• Anesthesia and analgesia · Feb 2016

    A Technical Evaluation of Wireless Connectivity from Patient Monitors to an Anesthesia Information Management System During Intensive Care Unit Surgery.

    • Allan F Simpao, Jorge A Galvez, W Randall England, Elicia C Wartman, James H Scott, Michael M Hamid, Mohamed A Rehman, and Richard H Epstein.
    • From the *Perelman School of Medicine at the University of Pennsylvania, Philadelphia, Pennsylvania; †The Children's Hospital of Philadelphia, Philadelphia, Pennsylvania; and ‡Sidney Kimmel Medical College at Thomas Jefferson University, Philadelphia, Pennsylvania.
    • Anesth. Analg. 2016 Feb 1; 122 (2): 425-9.

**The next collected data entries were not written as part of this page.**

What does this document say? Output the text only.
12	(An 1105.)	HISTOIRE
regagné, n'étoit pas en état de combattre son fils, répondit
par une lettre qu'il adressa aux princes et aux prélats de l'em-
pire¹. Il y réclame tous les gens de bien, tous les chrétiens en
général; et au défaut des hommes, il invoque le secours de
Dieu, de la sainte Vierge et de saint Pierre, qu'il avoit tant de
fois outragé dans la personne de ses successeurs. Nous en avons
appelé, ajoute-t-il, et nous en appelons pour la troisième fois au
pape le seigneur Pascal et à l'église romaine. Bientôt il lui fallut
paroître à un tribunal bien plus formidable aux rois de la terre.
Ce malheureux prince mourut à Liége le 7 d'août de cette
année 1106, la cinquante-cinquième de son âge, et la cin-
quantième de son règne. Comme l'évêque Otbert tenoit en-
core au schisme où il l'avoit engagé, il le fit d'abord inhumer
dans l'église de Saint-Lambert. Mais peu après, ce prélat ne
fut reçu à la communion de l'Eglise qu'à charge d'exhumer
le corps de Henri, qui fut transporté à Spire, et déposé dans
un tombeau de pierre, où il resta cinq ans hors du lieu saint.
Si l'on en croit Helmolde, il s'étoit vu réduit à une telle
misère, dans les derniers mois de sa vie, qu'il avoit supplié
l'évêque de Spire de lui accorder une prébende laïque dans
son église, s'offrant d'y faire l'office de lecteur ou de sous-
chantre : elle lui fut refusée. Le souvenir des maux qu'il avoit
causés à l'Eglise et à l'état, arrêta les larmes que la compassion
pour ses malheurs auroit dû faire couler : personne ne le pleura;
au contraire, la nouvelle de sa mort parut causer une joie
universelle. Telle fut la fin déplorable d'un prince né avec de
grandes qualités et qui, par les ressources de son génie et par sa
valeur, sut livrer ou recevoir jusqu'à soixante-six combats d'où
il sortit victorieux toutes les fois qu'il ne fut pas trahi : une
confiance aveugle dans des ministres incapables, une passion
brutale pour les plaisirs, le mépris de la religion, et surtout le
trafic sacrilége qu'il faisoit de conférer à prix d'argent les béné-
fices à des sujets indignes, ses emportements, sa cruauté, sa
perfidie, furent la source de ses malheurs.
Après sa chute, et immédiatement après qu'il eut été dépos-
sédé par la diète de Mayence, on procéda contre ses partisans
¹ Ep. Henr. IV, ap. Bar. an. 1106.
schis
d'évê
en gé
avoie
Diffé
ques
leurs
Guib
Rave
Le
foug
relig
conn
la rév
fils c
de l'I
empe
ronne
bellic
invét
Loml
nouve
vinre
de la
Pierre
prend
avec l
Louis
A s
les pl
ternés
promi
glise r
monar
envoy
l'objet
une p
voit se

    AbstractSurgical procedures performed at the bedside in the neonatal intensive care unit (NICU) at The Children's Hospital of Philadelphia were documented using paper anesthesia records in contrast to the operating rooms, where an anesthesia information management system (AIMS) was used for all cases. This was largely because of logistical problems related to connecting cables between the bedside monitors and our portable AIMS workstations. We implemented an AIMS for documentation in the NICU using wireless adapters to transmit data from bedside monitoring equipment to a portable AIMS workstation. Testing of the wireless AIMS during simulation in the presence of an electrosurgical generator showed no evidence of interference with data transmission. Thirty NICU surgical procedures were documented via the wireless AIMS. Two wireless cases exhibited brief periods of data loss; one case had an extended data gap because of adapter power failure. In comparison, in a control group of 30 surgical cases in which wired connections were used, there were no data gaps. The wireless AIMS provided a simple, unobtrusive, portable alternative to paper records for documenting anesthesia records during NICU bedside procedures.